I’ve seen many versions of the Autism Card on the internets. Some parents actually hand these out to people. For those who don’t realize, a common theme in the lives of parents of children on the autism spectrum is to take our kids in public, I know, gasp, and receive a very inviting welcome from the strangers of the world. By inviting welcome, I mean a bunch of dirty looks, criticism on our parenting skills, criticism of our children, and basic asshattery.

You can read one of my previous posts about that: Dear Dr. Phil Wannabes of Walmart. 

I don’t think people who intervene in that manner are ignorant of autism. I think they are mean people. They are just assholes. Think about it. Your kid is freaking out. You are almost in tears, kneeling down trying to tame your child while watching and handling the other kids. You obviously have things to do that is being interrupted with all this. Everyone is upset. Who the fuck approaches people in that kind of emotionally charged situation to insult people? That’s not a dumbass. That’s a total asshole. That’s a bully. They targeted you because you are having a weak moment.

And when they intervene with their ridiculous opinions, they really make the situation harder on the parent and the kid. It’s very common with autism or kids in general for kids to run off and/or do really stupid shit when they are upset or overly hyper.

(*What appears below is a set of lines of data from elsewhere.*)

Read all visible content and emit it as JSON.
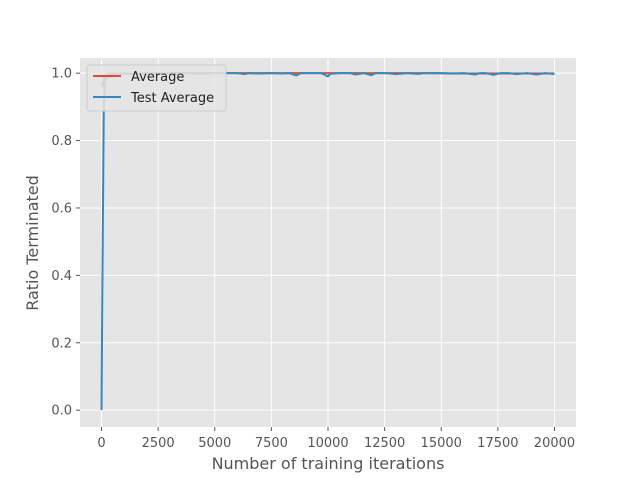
{
  "chart_data": {
    "type": "line",
    "xlabel": "Number of training iterations",
    "ylabel": "Ratio Terminated",
    "xlim": [
      -950,
      20950
    ],
    "ylim": [
      -0.05,
      1.045
    ],
    "xticks": [
      0,
      2500,
      5000,
      7500,
      10000,
      12500,
      15000,
      17500,
      20000
    ],
    "xtick_labels": [
      "0",
      "2500",
      "5000",
      "7500",
      "10000",
      "12500",
      "15000",
      "17500",
      "20000"
    ],
    "yticks": [
      0.0,
      0.2,
      0.4,
      0.6,
      0.8,
      1.0
    ],
    "ytick_labels": [
      "0.0",
      "0.2",
      "0.4",
      "0.6",
      "0.8",
      "1.0"
    ],
    "grid": true,
    "legend_position": "top-left",
    "series": [
      {
        "name": "Average",
        "color": "#E24A33",
        "x": [
          0,
          50,
          100,
          150,
          200,
          300,
          500,
          1000,
          2000,
          4000,
          6000,
          8000,
          10000,
          12000,
          14000,
          16000,
          18000,
          20000
        ],
        "y": [
          0.97,
          0.96,
          0.985,
          0.99,
          0.995,
          0.997,
          0.998,
          0.999,
          0.999,
          1.0,
          1.0,
          1.0,
          1.0,
          1.0,
          1.0,
          0.999,
          0.999,
          0.999
        ]
      },
      {
        "name": "Test Average",
        "color": "#348ABD",
        "x": [
          0,
          30,
          60,
          100,
          150,
          200,
          300,
          500,
          1000,
          1500,
          2000,
          3000,
          4000,
          4500,
          5000,
          6000,
          6300,
          6500,
          7000,
          7500,
          8000,
          8300,
          8600,
          8800,
          9200,
          9700,
          10000,
          10100,
          10500,
          11000,
          11200,
          11600,
          11900,
          12100,
          12600,
          13000,
          13500,
          14000,
          14200,
          14600,
          15000,
          15500,
          16000,
          16500,
          16700,
          17000,
          17300,
          17600,
          18000,
          18300,
          18800,
          19200,
          19600,
          20000
        ],
        "y": [
          0.0,
          0.3,
          0.55,
          0.9,
          0.97,
          0.985,
          0.99,
          0.995,
          0.998,
          0.998,
          0.999,
          1.0,
          1.0,
          0.998,
          1.0,
          1.0,
          0.997,
          1.0,
          0.999,
          1.0,
          0.999,
          1.0,
          0.993,
          1.0,
          1.0,
          1.0,
          0.99,
          0.998,
          1.0,
          1.0,
          0.996,
          1.0,
          0.994,
          1.0,
          1.0,
          0.997,
          1.0,
          0.998,
          1.0,
          1.0,
          1.0,
          0.999,
          1.0,
          0.996,
          1.0,
          1.0,
          0.995,
          1.0,
          1.0,
          0.997,
          1.0,
          0.996,
          1.0,
          0.997
        ]
      }
    ]
  }
}
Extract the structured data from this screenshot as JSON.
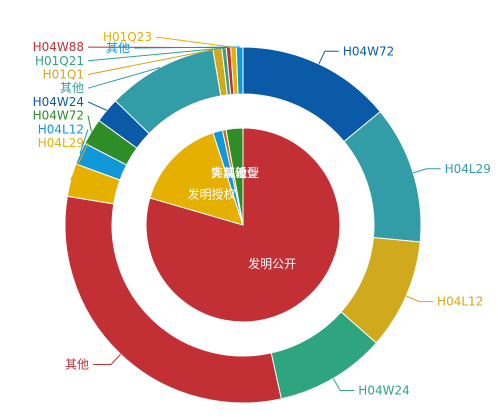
{
  "chart_data": {
    "type": "pie",
    "subtype": "nested-donut",
    "inner": {
      "slices": [
        {
          "name": "发明公开",
          "value": 79.5,
          "color": "#c23035"
        },
        {
          "name": "发明授权",
          "value": 15.5,
          "color": "#e5b000"
        },
        {
          "name": "实用新型",
          "value": 1.6,
          "color": "#1098d9"
        },
        {
          "name": "外观设计",
          "value": 0.6,
          "color": "#cc6b1c"
        },
        {
          "name": "其他",
          "value": 2.8,
          "color": "#2f8d27"
        }
      ]
    },
    "outer": {
      "slices": [
        {
          "name": "H04W72",
          "value": 14.0,
          "color": "#0a5aa8"
        },
        {
          "name": "H04L29",
          "value": 12.5,
          "color": "#339da7"
        },
        {
          "name": "H04L12",
          "value": 10.0,
          "color": "#d1a91c"
        },
        {
          "name": "H04W24",
          "value": 10.0,
          "color": "#2ea57f"
        },
        {
          "name": "其他",
          "value": 31.0,
          "color": "#c23035"
        },
        {
          "name": "H04L29",
          "value": 3.0,
          "color": "#e5b000"
        },
        {
          "name": "H04L12",
          "value": 2.0,
          "color": "#1098d9"
        },
        {
          "name": "H04W72",
          "value": 2.4,
          "color": "#2f8d27"
        },
        {
          "name": "H04W24",
          "value": 2.3,
          "color": "#0a5aa8"
        },
        {
          "name": "其他",
          "value": 10.0,
          "color": "#339da7"
        },
        {
          "name": "H01Q1",
          "value": 0.8,
          "color": "#d1a91c"
        },
        {
          "name": "H01Q21",
          "value": 0.4,
          "color": "#2ea57f"
        },
        {
          "name": "H04W88",
          "value": 0.4,
          "color": "#c23035"
        },
        {
          "name": "H01Q23",
          "value": 0.5,
          "color": "#e5b000"
        },
        {
          "name": "其他",
          "value": 0.6,
          "color": "#1098d9"
        }
      ]
    }
  }
}
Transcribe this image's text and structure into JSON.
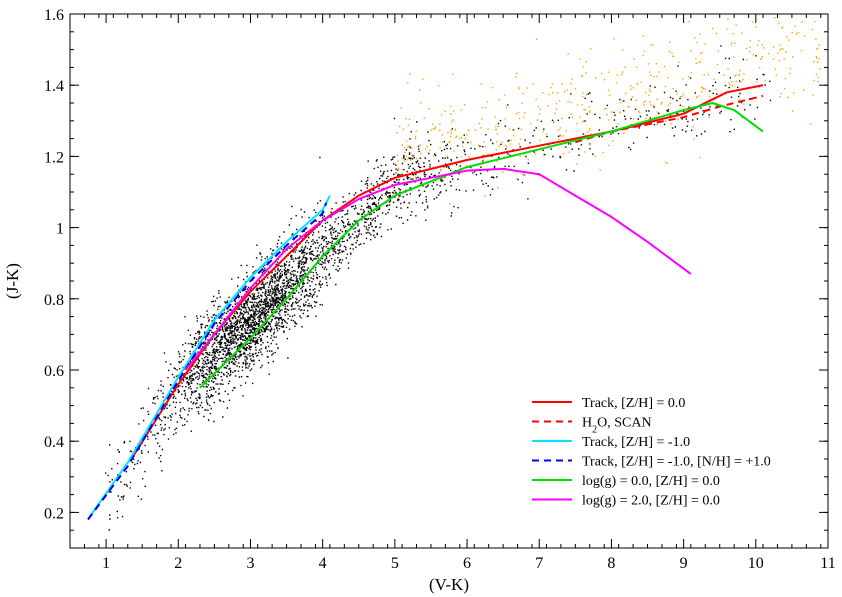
{
  "chart_data": {
    "type": "line",
    "xlabel": "(V-K)",
    "ylabel": "(J-K)",
    "xlim": [
      0.5,
      11
    ],
    "ylim": [
      0.1,
      1.6
    ],
    "xticks": [
      1,
      2,
      3,
      4,
      5,
      6,
      7,
      8,
      9,
      10,
      11
    ],
    "yticks": [
      0.2,
      0.4,
      0.6,
      0.8,
      1,
      1.2,
      1.4,
      1.6
    ],
    "grid": false,
    "legend_position": "bottom-right",
    "series": [
      {
        "name": "Track, [Z/H] = 0.0",
        "color": "#ff0000",
        "dash": "solid",
        "points": [
          [
            1.35,
            0.35
          ],
          [
            2.0,
            0.56
          ],
          [
            2.5,
            0.7
          ],
          [
            3.0,
            0.82
          ],
          [
            3.5,
            0.92
          ],
          [
            4.0,
            1.02
          ],
          [
            4.5,
            1.09
          ],
          [
            5.0,
            1.14
          ],
          [
            6.0,
            1.19
          ],
          [
            7.0,
            1.23
          ],
          [
            8.0,
            1.27
          ],
          [
            9.0,
            1.32
          ],
          [
            9.6,
            1.38
          ],
          [
            10.1,
            1.4
          ]
        ]
      },
      {
        "name": "H2O, SCAN",
        "color": "#ff0000",
        "dash": "dashed",
        "points": [
          [
            7.5,
            1.24
          ],
          [
            8.0,
            1.27
          ],
          [
            8.5,
            1.29
          ],
          [
            9.0,
            1.31
          ],
          [
            9.5,
            1.34
          ],
          [
            10.1,
            1.37
          ]
        ]
      },
      {
        "name": "Track, [Z/H] = -1.0",
        "color": "#00e5ff",
        "dash": "solid",
        "points": [
          [
            0.78,
            0.19
          ],
          [
            1.3,
            0.34
          ],
          [
            2.0,
            0.58
          ],
          [
            2.5,
            0.74
          ],
          [
            3.0,
            0.86
          ],
          [
            3.5,
            0.96
          ],
          [
            4.0,
            1.05
          ],
          [
            4.1,
            1.09
          ]
        ]
      },
      {
        "name": "Track, [Z/H] = -1.0, [N/H] = +1.0",
        "color": "#0000ff",
        "dash": "dashed",
        "points": [
          [
            0.75,
            0.18
          ],
          [
            1.3,
            0.33
          ],
          [
            2.0,
            0.57
          ],
          [
            2.5,
            0.73
          ],
          [
            3.0,
            0.85
          ],
          [
            3.5,
            0.95
          ],
          [
            4.0,
            1.04
          ],
          [
            4.05,
            1.07
          ]
        ]
      },
      {
        "name": "log(g) = 0.0, [Z/H] = 0.0",
        "color": "#00dd00",
        "dash": "solid",
        "points": [
          [
            2.3,
            0.55
          ],
          [
            3.0,
            0.69
          ],
          [
            3.5,
            0.8
          ],
          [
            4.0,
            0.92
          ],
          [
            4.5,
            1.02
          ],
          [
            5.0,
            1.09
          ],
          [
            6.0,
            1.17
          ],
          [
            7.0,
            1.22
          ],
          [
            8.0,
            1.27
          ],
          [
            9.0,
            1.33
          ],
          [
            9.4,
            1.35
          ],
          [
            9.7,
            1.33
          ],
          [
            10.1,
            1.27
          ]
        ]
      },
      {
        "name": "log(g) = 2.0, [Z/H] = 0.0",
        "color": "#ff00ff",
        "dash": "solid",
        "points": [
          [
            2.1,
            0.6
          ],
          [
            2.5,
            0.7
          ],
          [
            3.0,
            0.83
          ],
          [
            3.5,
            0.94
          ],
          [
            4.0,
            1.02
          ],
          [
            4.5,
            1.08
          ],
          [
            5.0,
            1.12
          ],
          [
            5.5,
            1.14
          ],
          [
            6.0,
            1.16
          ],
          [
            6.5,
            1.165
          ],
          [
            7.0,
            1.15
          ],
          [
            7.5,
            1.09
          ],
          [
            8.0,
            1.03
          ],
          [
            8.5,
            0.96
          ],
          [
            9.1,
            0.87
          ]
        ]
      }
    ],
    "scatter": {
      "black_color": "#000000",
      "orange_color": "#ffa500",
      "seed": 12345,
      "black_count": 9000,
      "orange_count": 500
    }
  }
}
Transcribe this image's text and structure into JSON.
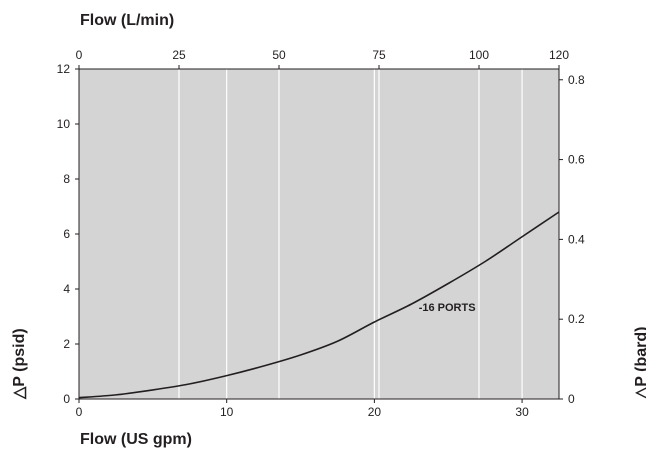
{
  "colors": {
    "plot_background": "#d4d4d4",
    "gridline": "#ffffff",
    "curve": "#231f20",
    "text": "#231f20"
  },
  "chart_data": {
    "type": "line",
    "title": "",
    "xlabel": "Flow (US gpm)",
    "ylabel": "△P (psid)",
    "x2label": "Flow (L/min)",
    "y2label": "△P (bard)",
    "xlim": [
      0,
      32.5
    ],
    "ylim": [
      0,
      12
    ],
    "x2lim": [
      0,
      120
    ],
    "y2lim": [
      0,
      0.827
    ],
    "x_ticks": [
      "0",
      "10",
      "20",
      "30"
    ],
    "y_ticks": [
      "0",
      "2",
      "4",
      "6",
      "8",
      "10",
      "12"
    ],
    "x2_ticks": [
      "0",
      "25",
      "50",
      "75",
      "100",
      "120"
    ],
    "y2_ticks": [
      "0",
      "0.2",
      "0.4",
      "0.6",
      "0.8"
    ],
    "grid": true,
    "series": [
      {
        "name": "-16 PORTS",
        "x": [
          0,
          2.5,
          5,
          7.5,
          10,
          12.5,
          15,
          17.5,
          20,
          22.5,
          25,
          27.5,
          30,
          32.5
        ],
        "y": [
          0.05,
          0.15,
          0.33,
          0.55,
          0.85,
          1.2,
          1.6,
          2.1,
          2.8,
          3.45,
          4.2,
          5.0,
          5.9,
          6.8
        ]
      }
    ],
    "annotations": [
      {
        "text": "-16 PORTS",
        "x": 23,
        "y": 3.2
      }
    ]
  }
}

So when you distract the parent from the child in that kind of situation, it better be fucking important because you are risking that child’s safety when you do.
That type of threat deserves very little mercy. I used to just hit them with the grocery cart, or drop something on their foot, but since assault isn’t something I really want on my permanent record, I now have resorted to shenanigans and debauchery.

I’d rather just scream at them really loudly something random for everyone to hear and be like “What the fuck did they just say to you?” Here’s a list of some things I got for now, for the assholes who want to tell you how to parent. This is for the guy who says, “Control your kids.” Use them wisely because you never know when karma is going to strike back, or how it will….

  1. What? No I do NOT wish to buy a video of you fondling a goat!
  2. I’m sorry, I don’t know where they keep the hemorrhoid cream or the KY Jelly.
  3. Tylenol will not cure your Clap.
  4. The Diet Pills I think are over there in aisle 14. You better hurry.
  5. You know they have mouthwash here, as well as breath mints. You might want to add that to your list.
  6. Excuse you? I happen to like what the person over there is wearing.
  7. You cheated on your spouse with who?
  8. Three Hundred Dollars for Sex?
  9. Did you just call that guy a n-word? He just called you the n-word. Seriously. I just heard him say it.
  10. The people who work here are neither overpaid nor lazy, and they definitely do not deserve to go to hell.
  11. You want to do what with a cucumber?
  12. I don’t have any dimes or bags!
And my favorite for while the kid is melting down…
What did you just say to my kid to make him cry like that?